I am trying to install Rails into a new rvm gemset.
I tried the following:
rvm gemset create rails-4.0
output: gemset created rails-4.0
Next I did:
rvm 2.0.0@rails-4.0
rvm gemset list:
gemsets for ruby-2.0.0-p0 (found in /Users/me/.rvm/gems/ruby-2.0.0-p0)
(default)
global
=> rails-4.0
rails -v
Rails is not currently installed on this system. To get the latest
version, simply type:
$ sudo gem install rails
Do the rvm commands I listed not install rails 4.0?
This command:
rvm gemset create rails-4.0
is creating basically a directory structure to hold the gems. You could have just as easily called it something other than "rails-4.0" like "foo" and it would be the same behavior.
This command:
rvm 2.0.0@rails-4.0
Switches to Ruby 2.0.0 and tells it to use the new gemset named rails-4.0. Again, that could be "foo" or whatever you called it.
Now, to get Rails 4.0.x, you'd do:
gem install rails --version=4.0
As Barrett pointed out earlier, to get a pre/beta/rc release, you can specify the whole version string, e.g. gem install rails --version=4.0.0.rc2
.
Don't sudo, because you shouldn't sudo with rvm, even though it tells you to. With the "system ruby" (ruby not installed by rvm), it may be installed as root, so you need superuser (su) access (superuser do or "sudo") to do that. But, rvm has you install things as the current user, therefore you don't need to sudo.

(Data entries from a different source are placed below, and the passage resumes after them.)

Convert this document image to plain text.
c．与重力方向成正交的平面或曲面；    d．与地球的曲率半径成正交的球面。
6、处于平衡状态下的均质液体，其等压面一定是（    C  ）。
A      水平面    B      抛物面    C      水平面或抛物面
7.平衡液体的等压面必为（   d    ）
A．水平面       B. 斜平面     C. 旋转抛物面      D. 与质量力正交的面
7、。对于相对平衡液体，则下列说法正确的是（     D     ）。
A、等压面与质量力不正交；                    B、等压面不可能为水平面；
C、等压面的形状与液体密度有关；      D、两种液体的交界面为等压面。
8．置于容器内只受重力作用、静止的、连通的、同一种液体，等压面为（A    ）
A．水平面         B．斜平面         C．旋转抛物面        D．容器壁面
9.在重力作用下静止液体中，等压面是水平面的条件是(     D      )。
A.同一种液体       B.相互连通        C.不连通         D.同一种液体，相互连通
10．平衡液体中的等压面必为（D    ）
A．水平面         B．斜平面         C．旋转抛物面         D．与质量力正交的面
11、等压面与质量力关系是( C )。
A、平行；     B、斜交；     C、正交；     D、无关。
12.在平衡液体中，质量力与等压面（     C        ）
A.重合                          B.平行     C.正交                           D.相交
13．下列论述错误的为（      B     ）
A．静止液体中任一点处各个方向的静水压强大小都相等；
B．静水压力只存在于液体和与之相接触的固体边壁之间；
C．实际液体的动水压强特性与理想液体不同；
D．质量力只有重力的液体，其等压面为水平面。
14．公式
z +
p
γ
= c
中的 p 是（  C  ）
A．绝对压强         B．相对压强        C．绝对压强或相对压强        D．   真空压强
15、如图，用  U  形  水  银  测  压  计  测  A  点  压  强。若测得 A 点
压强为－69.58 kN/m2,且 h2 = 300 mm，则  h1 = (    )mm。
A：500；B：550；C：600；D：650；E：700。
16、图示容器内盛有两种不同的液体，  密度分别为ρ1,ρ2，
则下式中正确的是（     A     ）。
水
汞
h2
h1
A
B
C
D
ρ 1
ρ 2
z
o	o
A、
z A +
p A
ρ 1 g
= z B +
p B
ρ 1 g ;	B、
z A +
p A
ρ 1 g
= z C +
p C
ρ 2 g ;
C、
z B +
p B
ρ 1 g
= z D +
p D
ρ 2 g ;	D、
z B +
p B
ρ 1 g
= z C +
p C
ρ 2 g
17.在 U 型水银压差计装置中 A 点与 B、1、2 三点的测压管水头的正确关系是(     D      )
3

In addition to the usage tips above, if you don't specify the gem version you won't get the beta or pre version, so to get rails 4, you need:
gem install rails --version=4.0.0.rc1
Maybe try InstallRails?
http://installrails.com/ is a guide for installing rails that deals with these issues for various Operating Systems and setups. It might prove helpful for something like this.
Other answers shows instructions for creating the gemset using default ruby version.
For creating a gemset and use it with different ruby version please follow the instructions below:
Let's say on my machine I have following ruby versions installed and 2.2.0 is the default.
=*ruby-2.2.0 [ x86_64 ]
ruby-2.2.1 [ x86_64 ]
ruby-2.2.3 [ x86_64 ]
Now I have forked a repository from Github and want to test out the repo's code with Rails 5 (edge version) and Ruby 2.2.3 (the latest stable version at the time of this writing). And I prefer using gemsets so I ran following commands:
rvm use 2.2.3@forked-repo --create
That's actually a shortcut for
rvm 2.2.3
rvm gemset create forked-repo
Next I would run following command to install bundler:
forked_repo_root$ gem install bundler
forked_repo_root$ bundle
That should install the gems used in your forked-repo in the gemset created above.